How can you prematurely exit from a function if it is a void function? I have a void method that needs to not execute its code if a certain condition is true. I really don't want to have to change the method to actually return a value.
+26
A:
Use a return statement!
return;
or
if (condition) return;
You don't need to (and can't) specify any values, if your method returns void.
Mehrdad Afshari
2008-12-06 19:10:11
Well then, I feel like a complete idiot now.
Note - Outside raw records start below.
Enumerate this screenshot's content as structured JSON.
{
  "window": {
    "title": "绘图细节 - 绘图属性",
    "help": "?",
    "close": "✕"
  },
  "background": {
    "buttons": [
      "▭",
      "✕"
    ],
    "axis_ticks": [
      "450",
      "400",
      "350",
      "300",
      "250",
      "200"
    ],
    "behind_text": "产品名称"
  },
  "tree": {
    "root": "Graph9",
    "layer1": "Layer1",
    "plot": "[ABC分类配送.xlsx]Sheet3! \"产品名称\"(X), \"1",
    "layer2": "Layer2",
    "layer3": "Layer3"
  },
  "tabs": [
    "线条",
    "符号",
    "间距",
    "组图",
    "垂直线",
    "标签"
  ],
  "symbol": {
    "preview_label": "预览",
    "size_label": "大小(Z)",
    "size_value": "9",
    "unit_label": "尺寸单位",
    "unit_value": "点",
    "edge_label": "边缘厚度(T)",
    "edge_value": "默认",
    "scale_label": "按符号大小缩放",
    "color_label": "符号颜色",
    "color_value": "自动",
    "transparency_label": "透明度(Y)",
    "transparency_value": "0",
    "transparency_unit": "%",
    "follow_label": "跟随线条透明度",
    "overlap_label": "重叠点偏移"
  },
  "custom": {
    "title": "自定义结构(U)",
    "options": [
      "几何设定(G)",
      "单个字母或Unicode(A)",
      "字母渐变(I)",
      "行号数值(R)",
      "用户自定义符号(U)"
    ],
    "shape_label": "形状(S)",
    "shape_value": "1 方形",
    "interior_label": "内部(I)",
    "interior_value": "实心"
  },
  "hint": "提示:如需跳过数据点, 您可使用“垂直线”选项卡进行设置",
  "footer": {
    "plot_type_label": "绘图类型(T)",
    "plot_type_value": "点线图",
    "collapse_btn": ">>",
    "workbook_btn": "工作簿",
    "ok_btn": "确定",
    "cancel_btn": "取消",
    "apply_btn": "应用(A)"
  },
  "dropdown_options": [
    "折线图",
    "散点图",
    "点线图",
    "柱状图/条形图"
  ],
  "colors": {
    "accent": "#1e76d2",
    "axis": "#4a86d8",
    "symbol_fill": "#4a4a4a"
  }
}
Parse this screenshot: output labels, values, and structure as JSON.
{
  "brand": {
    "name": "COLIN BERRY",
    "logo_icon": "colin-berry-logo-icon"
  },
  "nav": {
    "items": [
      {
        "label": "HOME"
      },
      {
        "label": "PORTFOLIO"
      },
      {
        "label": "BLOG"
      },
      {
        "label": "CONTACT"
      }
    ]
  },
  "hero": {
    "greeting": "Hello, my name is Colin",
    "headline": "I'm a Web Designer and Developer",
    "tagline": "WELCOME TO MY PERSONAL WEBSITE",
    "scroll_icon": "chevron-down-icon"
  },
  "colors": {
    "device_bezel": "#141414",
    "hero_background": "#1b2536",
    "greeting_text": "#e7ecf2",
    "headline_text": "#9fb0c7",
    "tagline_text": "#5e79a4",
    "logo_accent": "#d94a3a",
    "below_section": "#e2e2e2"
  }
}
Thank you.
Jason Taylor
2008-12-06 19:13:13
StackOverflow rule: There is no stupid question.
Mehrdad Afshari
2008-12-06 19:14:25
+1 for no stupid questions!
Nils Pipenbrinck
2008-12-06 20:09:24
Even more to the point: you must NOT specify any return value if your method returns void.
Jonathan Leffler
2009-04-19 20:16:06
+2
A:
You mean like this?
void foo ( int i ) {
if ( i < 0 ) return; // do nothing
// do something
}
jwfearn
2008-12-06 19:10:44
A:
void foo() {
/* do some stuff */
if (!condition) {
return;
}
}
You can just use the return keyword just like you would in any other function.
Stephen Caldwell
2008-12-06 19:11:51
A:
I got taught that multiple exit points (return statements) inside functions are generally bad because it makes code hard to follow and debug. I guess it's probably just a styling choice / personal preference, and if you are trying to optimize code for speed it would make sense to return ASAP. But anyway, a single exit point alternative to @jwfearn's answer is
void myFunction(int i)
{
if (i > 0)
{
// do something
}
}
mrnye
2009-11-04 13:17:11